French freedom of speech based on double standards: Nasrallah
The secretary-general of the Lebanese Hezbollah resistance movement condemned the French president's Islamophobic remarks, saying the freedom of expression is based on double standards there.
Seyyed Hassan Nasrallah made the remarks in a televised speech on the occasion of Prophet Muhammad (PBUH) birthday anniversary on Friday, a day after an assailant waged a knife attack at a church in France’s southern city of Nice.
The deadly attack came days after another assailant decapitated Samuel Paty, a history teacher, who had used offensive cartoons of Prophet Muhammad (PBUH) in a civics class in the capital Paris.
The Paris attack prompted French President Emmanuel Macron to say that he would fight against “Islamist separatism,” which according to him threatens to take control in some Muslim communities across France.
The French leader also defended showing the insulting cartoon in schools across the European country and considered the highly provocative move in line with freedom of expression, a move that has infuriated Muslims across the globe.
“What is the message which the French authorities want to send to the Muslims by insisting on allowing the cartoons which insult Islam?” Nasrallah said, the Hezbollah-linked al-Manar television network reported.
“Instead of addressing the root causes of the problem, the French authorities waged a war of this sort, claiming that it is a matter of freedom of speech,” he added.
The chief of Hezbollah strongly rejected Macron’s use of the “Islamic terror” term, saying religions cannot be blamed for crimes committed by individuals.
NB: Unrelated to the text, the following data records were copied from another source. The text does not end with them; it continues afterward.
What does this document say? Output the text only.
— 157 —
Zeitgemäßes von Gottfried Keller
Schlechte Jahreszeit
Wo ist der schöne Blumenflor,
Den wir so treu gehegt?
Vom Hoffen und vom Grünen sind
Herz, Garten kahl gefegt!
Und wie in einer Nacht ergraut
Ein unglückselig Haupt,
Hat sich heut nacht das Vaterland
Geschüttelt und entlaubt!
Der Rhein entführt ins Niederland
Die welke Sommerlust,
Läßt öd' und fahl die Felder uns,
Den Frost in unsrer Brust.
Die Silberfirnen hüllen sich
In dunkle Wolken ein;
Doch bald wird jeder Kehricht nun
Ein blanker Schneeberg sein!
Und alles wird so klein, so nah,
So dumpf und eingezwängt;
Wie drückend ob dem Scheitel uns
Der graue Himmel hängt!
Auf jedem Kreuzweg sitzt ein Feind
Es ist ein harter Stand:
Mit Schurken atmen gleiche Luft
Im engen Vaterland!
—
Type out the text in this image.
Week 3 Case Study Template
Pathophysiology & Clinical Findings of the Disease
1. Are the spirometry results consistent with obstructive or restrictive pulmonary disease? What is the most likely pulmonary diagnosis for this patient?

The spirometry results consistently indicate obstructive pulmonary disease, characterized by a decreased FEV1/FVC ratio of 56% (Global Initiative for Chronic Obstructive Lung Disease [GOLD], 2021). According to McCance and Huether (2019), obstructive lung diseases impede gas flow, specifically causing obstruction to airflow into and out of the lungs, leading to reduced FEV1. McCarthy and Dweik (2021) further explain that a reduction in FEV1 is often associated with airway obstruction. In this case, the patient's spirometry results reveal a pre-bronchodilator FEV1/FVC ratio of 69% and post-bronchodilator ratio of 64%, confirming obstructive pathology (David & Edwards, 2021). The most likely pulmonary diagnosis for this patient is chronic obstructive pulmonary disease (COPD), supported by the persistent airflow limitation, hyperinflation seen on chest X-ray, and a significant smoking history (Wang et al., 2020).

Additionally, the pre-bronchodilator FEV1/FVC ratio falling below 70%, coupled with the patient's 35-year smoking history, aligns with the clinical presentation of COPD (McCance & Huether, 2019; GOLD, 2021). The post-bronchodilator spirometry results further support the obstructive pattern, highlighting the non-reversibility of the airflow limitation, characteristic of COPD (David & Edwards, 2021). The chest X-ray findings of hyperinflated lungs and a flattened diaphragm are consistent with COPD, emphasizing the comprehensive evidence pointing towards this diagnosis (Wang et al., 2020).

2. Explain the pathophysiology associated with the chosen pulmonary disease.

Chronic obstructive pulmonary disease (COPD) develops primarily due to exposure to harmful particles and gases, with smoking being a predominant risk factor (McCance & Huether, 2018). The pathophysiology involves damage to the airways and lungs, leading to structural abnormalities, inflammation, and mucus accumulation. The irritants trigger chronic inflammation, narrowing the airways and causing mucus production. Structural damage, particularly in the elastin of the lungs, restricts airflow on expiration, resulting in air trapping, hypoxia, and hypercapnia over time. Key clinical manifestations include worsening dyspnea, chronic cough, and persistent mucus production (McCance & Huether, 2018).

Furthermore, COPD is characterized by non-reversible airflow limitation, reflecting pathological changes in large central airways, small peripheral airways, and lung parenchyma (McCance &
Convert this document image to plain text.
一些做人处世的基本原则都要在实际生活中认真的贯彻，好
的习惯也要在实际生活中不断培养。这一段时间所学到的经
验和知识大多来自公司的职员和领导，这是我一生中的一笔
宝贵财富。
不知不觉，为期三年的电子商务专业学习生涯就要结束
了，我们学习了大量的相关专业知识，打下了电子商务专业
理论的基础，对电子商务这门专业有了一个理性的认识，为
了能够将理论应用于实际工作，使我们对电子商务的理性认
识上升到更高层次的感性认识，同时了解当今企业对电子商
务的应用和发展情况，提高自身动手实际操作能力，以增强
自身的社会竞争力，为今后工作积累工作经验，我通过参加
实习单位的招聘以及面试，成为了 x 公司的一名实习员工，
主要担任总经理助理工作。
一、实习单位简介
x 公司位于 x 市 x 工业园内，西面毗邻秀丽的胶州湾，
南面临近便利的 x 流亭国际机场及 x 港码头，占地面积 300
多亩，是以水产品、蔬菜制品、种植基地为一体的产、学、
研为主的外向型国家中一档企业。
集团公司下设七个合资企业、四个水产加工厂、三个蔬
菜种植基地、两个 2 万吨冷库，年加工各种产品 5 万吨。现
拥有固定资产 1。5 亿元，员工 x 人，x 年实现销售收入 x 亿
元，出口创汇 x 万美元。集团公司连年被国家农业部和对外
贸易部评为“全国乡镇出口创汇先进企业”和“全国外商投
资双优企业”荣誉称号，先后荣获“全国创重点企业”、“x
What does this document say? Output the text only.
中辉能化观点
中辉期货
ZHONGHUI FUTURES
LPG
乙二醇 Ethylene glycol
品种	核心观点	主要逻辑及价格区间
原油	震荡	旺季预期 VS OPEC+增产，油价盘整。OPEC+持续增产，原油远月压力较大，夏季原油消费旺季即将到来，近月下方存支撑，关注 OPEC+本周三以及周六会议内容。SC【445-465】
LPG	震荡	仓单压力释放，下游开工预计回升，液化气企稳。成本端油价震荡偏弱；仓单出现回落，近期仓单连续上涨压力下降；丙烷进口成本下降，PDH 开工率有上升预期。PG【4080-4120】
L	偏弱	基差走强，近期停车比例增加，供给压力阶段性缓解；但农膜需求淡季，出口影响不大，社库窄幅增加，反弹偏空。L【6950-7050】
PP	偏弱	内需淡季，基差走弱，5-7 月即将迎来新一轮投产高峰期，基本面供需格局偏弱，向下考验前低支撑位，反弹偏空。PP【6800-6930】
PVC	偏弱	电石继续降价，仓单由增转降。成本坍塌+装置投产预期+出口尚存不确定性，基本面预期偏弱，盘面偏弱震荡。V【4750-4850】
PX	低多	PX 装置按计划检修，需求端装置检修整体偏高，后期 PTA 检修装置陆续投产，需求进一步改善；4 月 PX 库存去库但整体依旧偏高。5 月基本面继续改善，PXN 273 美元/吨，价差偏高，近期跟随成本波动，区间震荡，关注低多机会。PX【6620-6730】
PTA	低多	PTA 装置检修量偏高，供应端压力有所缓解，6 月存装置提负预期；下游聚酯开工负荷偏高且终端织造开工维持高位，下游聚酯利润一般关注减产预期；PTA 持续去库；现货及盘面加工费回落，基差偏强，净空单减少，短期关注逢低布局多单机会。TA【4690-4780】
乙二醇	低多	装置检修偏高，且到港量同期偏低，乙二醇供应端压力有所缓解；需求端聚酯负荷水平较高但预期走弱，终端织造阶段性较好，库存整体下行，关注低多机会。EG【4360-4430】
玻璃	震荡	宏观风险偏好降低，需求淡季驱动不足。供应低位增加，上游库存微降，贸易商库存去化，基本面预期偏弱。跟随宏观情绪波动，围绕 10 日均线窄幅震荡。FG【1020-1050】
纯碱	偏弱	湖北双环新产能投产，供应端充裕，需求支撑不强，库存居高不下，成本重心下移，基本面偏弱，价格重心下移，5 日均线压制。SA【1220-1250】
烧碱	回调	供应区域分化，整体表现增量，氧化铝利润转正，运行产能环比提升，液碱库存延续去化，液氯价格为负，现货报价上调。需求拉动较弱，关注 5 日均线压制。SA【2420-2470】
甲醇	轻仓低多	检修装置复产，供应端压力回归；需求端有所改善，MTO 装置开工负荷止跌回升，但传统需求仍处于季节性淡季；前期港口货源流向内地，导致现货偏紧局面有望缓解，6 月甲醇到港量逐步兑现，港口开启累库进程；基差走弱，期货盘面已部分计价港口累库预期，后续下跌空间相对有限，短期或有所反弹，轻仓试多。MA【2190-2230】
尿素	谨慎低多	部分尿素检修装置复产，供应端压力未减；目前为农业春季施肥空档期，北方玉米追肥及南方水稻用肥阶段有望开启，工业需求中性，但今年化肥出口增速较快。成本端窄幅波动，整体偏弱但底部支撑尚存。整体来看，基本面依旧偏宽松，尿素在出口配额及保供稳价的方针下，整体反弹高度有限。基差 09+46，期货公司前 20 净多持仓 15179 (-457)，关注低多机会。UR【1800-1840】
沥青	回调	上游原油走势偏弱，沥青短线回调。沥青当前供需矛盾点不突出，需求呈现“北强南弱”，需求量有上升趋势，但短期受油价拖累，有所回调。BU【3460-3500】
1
He also said that no one blamed Christianity for the crime committed by the French military in Algeria or the atrocities of the US military across the globe.
Nasrallah also emphasized that Takfiri terrorist groups in West Asia have been protected by the Western states.
He further called on the French authorities to reconsider the kind of freedom of speech that infringes on human dignity, saying that freedom of expression is restricted by political considerations, citing the example of French philosopher Roger Geraudy who was persecuted for denying the Holocaust.
Nasrallah also called on the French authorities and public opinion to avoid blaming Islam and all Muslims for the Nice or similar attacks elsewhere, stressing that such acts are illegal and immoral and that only the culprits must be punished.
Nasrallah also called on the French authorities to bear in mind that Muslims can never accept any humiliation and insult against their Prophet.